Lara Manzanares. Photo by Reece Martinez.

At the 2018 New Mexico Music Awards, singer/songwriter Lara Manzanares won Best Album for Land Baby and Best Packaging for its CD package design. The Tierra Amarilla native/Corrales resident, who returned to New Mexico a couple of years ago from California, is not resting on her laurels, though. She has a new single, “Dear John,” available on the usual digital outlets on April 10, and she’s working on a clutch of new material. Manzanares is also making connections across the state that will expand her musical experience. Earlier this year, she signed on with Carlos Medina to play guitar and sing backup with his “psychedelic mariachi” band on a March tour through the Southwest. She’ll be featured at Kristina Jacobsen’s Songwriter Showcase at 7:00 p.m. at Winning Coffee on April 9. Looking ahead, she’ll be appearing at the Nuevo Americana Fest, produced by singer/songwriter Chris Arellano, in Costilla on July 6 and at Festival Eclectica in Angel Fire on August 10.

Design: Lara Manzanares. Photo: Reece Martinez.

Lara Manzanares
“Dear John” (indie)
A review

Lara Manzanares handed me her album Land Baby at a singing workshop we both attended last fall (an energizing experience conducted by Alejandro Tomás Rodriguez of Engine). Seeing the sticker for Best Album from the 2018 New Mexico Music Awards, I wasted no time in slipping it into the CD player, and I was rewarded with 12 excellent and diverse originals in English and Spanish. They cover a range of subjects drawn from personal experience—from census taking to lost love to correspondence between her ancestors—and they prize feeling over flash. (They motivated me to cover Manzanares in “Tiempo,” my monthly music column, in the February edition of Albuquerque The Magazine.)

“Dear John” adds another chapter in the same vein.

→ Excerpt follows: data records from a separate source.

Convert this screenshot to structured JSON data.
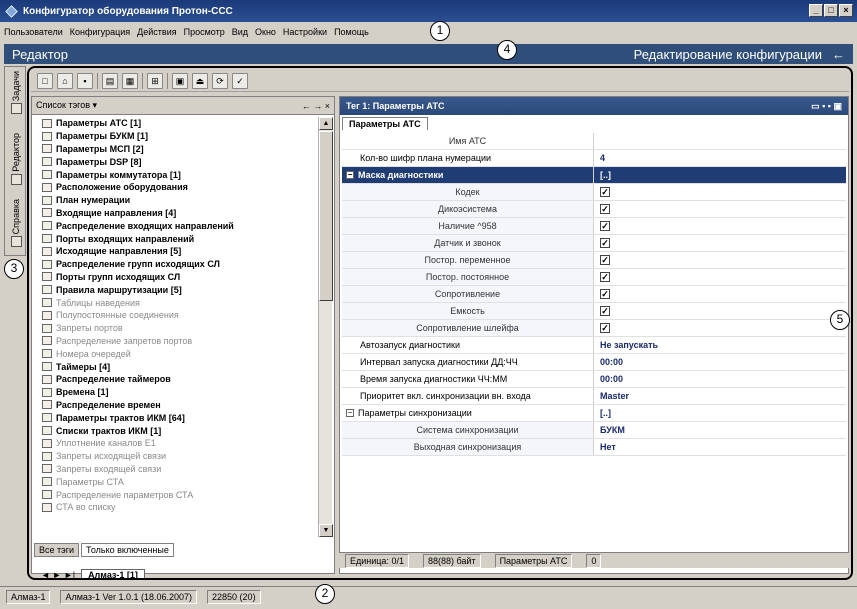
{
  "window": {
    "title": "Конфигуратор оборудования Протон-ССС",
    "controls": [
      "_",
      "□",
      "×"
    ]
  },
  "menu": [
    "Пользователи",
    "Конфигурация",
    "Действия",
    "Просмотр",
    "Вид",
    "Окно",
    "Настройки",
    "Помощь"
  ],
  "callouts": [
    "1",
    "2",
    "3",
    "4",
    "5"
  ],
  "editor": {
    "title": "Редактор",
    "subtitle": "Редактирование конфигурации",
    "back": "←"
  },
  "side_tabs": [
    "Задачи",
    "Редактор",
    "Справка"
  ],
  "left_pane": {
    "header": "Список тэгов",
    "items": [
      {
        "label": "Параметры АТС [1]",
        "style": "bold"
      },
      {
        "label": "Параметры БУКМ [1]",
        "style": "bold"
      },
      {
        "label": "Параметры МСП [2]",
        "style": "bold"
      },
      {
        "label": "Параметры DSP [8]",
        "style": "bold"
      },
      {
        "label": "Параметры коммутатора [1]",
        "style": "bold"
      },
      {
        "label": "Расположение оборудования",
        "style": "bold"
      },
      {
        "label": "План нумерации",
        "style": "bold"
      },
      {
        "label": "Входящие направления [4]",
        "style": "bold"
      },
      {
        "label": "Распределение входящих направлений",
        "style": "bold"
      },
      {
        "label": "Порты входящих направлений",
        "style": "bold"
      },
      {
        "label": "Исходящие направления [5]",
        "style": "bold"
      },
      {
        "label": "Распределение групп исходящих СЛ",
        "style": "bold"
      },
      {
        "label": "Порты групп исходящих СЛ",
        "style": "bold"
      },
      {
        "label": "Правила маршрутизации [5]",
        "style": "bold"
      },
      {
        "label": "Таблицы наведения",
        "style": "gray"
      },
      {
        "label": "Полупостоянные соединения",
        "style": "gray"
      },
      {
        "label": "Запреты портов",
        "style": "gray"
      },
      {
        "label": "Распределение запретов портов",
        "style": "gray"
      },
      {
        "label": "Номера очередей",
        "style": "gray"
      },
      {
        "label": "Таймеры [4]",
        "style": "bold"
      },
      {
        "label": "Распределение таймеров",
        "style": "bold"
      },
      {
        "label": "Времена [1]",
        "style": "bold"
      },
      {
        "label": "Распределение времен",
        "style": "bold"
      },
      {
        "label": "Параметры трактов ИКМ [64]",
        "style": "bold"
      },
      {
        "label": "Списки трактов ИКМ [1]",
        "style": "bold"
      },
      {
        "label": "Уплотнение каналов Е1",
        "style": "gray"
      },
      {
        "label": "Запреты исходящей связи",
        "style": "gray"
      },
      {
        "label": "Запреты входящей связи",
        "style": "gray"
      },
      {
        "label": "Параметры СТА",
        "style": "gray"
      },
      {
        "label": "Распределение параметров СТА",
        "style": "gray"
      },
      {
        "label": "СТА во списку",
        "style": "gray"
      }
    ],
    "tabs": [
      "Все тэги",
      "Только включенные"
    ],
    "doc_tab": "Алмаз-1 [1]"
  },
  "right_pane": {
    "header": "Тег 1: Параметры АТС",
    "subtab": "Параметры АТС",
    "rows": [
      {
        "key": "Имя АТС",
        "value": "",
        "type": "plain"
      },
      {
        "key": "Кол-во шифр плана нумерации",
        "value": "4",
        "type": "plain"
      },
      {
        "key": "Маска диагностики",
        "value": "[..]",
        "type": "category"
      },
      {
        "key": "Кодек",
        "value": "✓",
        "type": "check"
      },
      {
        "key": "Дикоэсистема",
        "value": "✓",
        "type": "check"
      },
      {
        "key": "Наличие ^958",
        "value": "✓",
        "type": "check"
      },
      {
        "key": "Датчик и звонок",
        "value": "✓",
        "type": "check"
      },
      {
        "key": "Постор. переменное",
        "value": "✓",
        "type": "check"
      },
      {
        "key": "Постор. постоянное",
        "value": "✓",
        "type": "check"
      },
      {
        "key": "Сопротивление",
        "value": "✓",
        "type": "check"
      },
      {
        "key": "Емкость",
        "value": "✓",
        "type": "check"
      },
      {
        "key": "Сопротивление шлейфа",
        "value": "✓",
        "type": "check"
      },
      {
        "key": "Автозапуск диагностики",
        "value": "Не запускать",
        "type": "plain"
      },
      {
        "key": "Интервал запуска диагностики ДД:ЧЧ",
        "value": "00:00",
        "type": "plain"
      },
      {
        "key": "Время запуска диагностики ЧЧ:ММ",
        "value": "00:00",
        "type": "plain"
      },
      {
        "key": "Приоритет вкл. синхронизации вн. входа",
        "value": "Master",
        "type": "plain"
      },
      {
        "key": "Параметры синхронизации",
        "value": "[..]",
        "type": "group"
      },
      {
        "key": "Система синхронизации",
        "value": "БУКМ",
        "type": "sub"
      },
      {
        "key": "Выходная синхронизация",
        "value": "Нет",
        "type": "sub"
      }
    ]
  },
  "inner_status": {
    "unit": "Единица: 0/1",
    "bytes": "88(88) байт",
    "tag": "Параметры АТС",
    "count": "0"
  },
  "status_bar": {
    "station": "Алмаз-1",
    "version": "Алмаз-1 Ver 1.0.1 (18.06.2007)",
    "memory": "22850 (20)"
  },
  "colors": {
    "titlebar": "#1a3a78",
    "editorbar": "#2f4f7a",
    "category_row": "#203c74",
    "value_text": "#1a2a6a"
  }
}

The song came to Manzanares in a rush of tears and lyrics and bits of melody as she sat in her car outside her doctor’s office, having arrived early for an appointment. She continued writing as she sat in the waiting room. “It was just tumbling out of me onto the page,” she says. Even during her appointment, she stayed focused on the song. “The doctor must have thought I was—I don’t know—on drugs or something.”

Sensitively produced by Jono Manson and Manzanares, the song delivers a good-bye letter to John, but it’s not the typical Dear John missive that informs the recipient that his lover has found a new romantic partner. In this letter, the singer is ceding the field to another woman who “needs you more than I do.” The singer concludes, “I love you, John/I’m going away.”

Manzanares, who plays acoustic guitar and piano on the track, knew exactly how she wanted it to sound before she went into the studio. She called on Jordan Wax (violin), with whom she worked out a vocal/violin duet in advance, in which the two never quite meet, reflecting the relationship between the correspondents. Manson (guitar), Justin Bransford (bass), and Mark Clark (percussion) complete the excellent backing band.

As on many of the tunes on Land Baby, Manzanares makes use of wordless humming to deepen the feeling. “At that point, my voice is just another instrument,” she says. “There’s a lot you can convey with no words.” Words or not, Manzanares manages to convey quite a bit.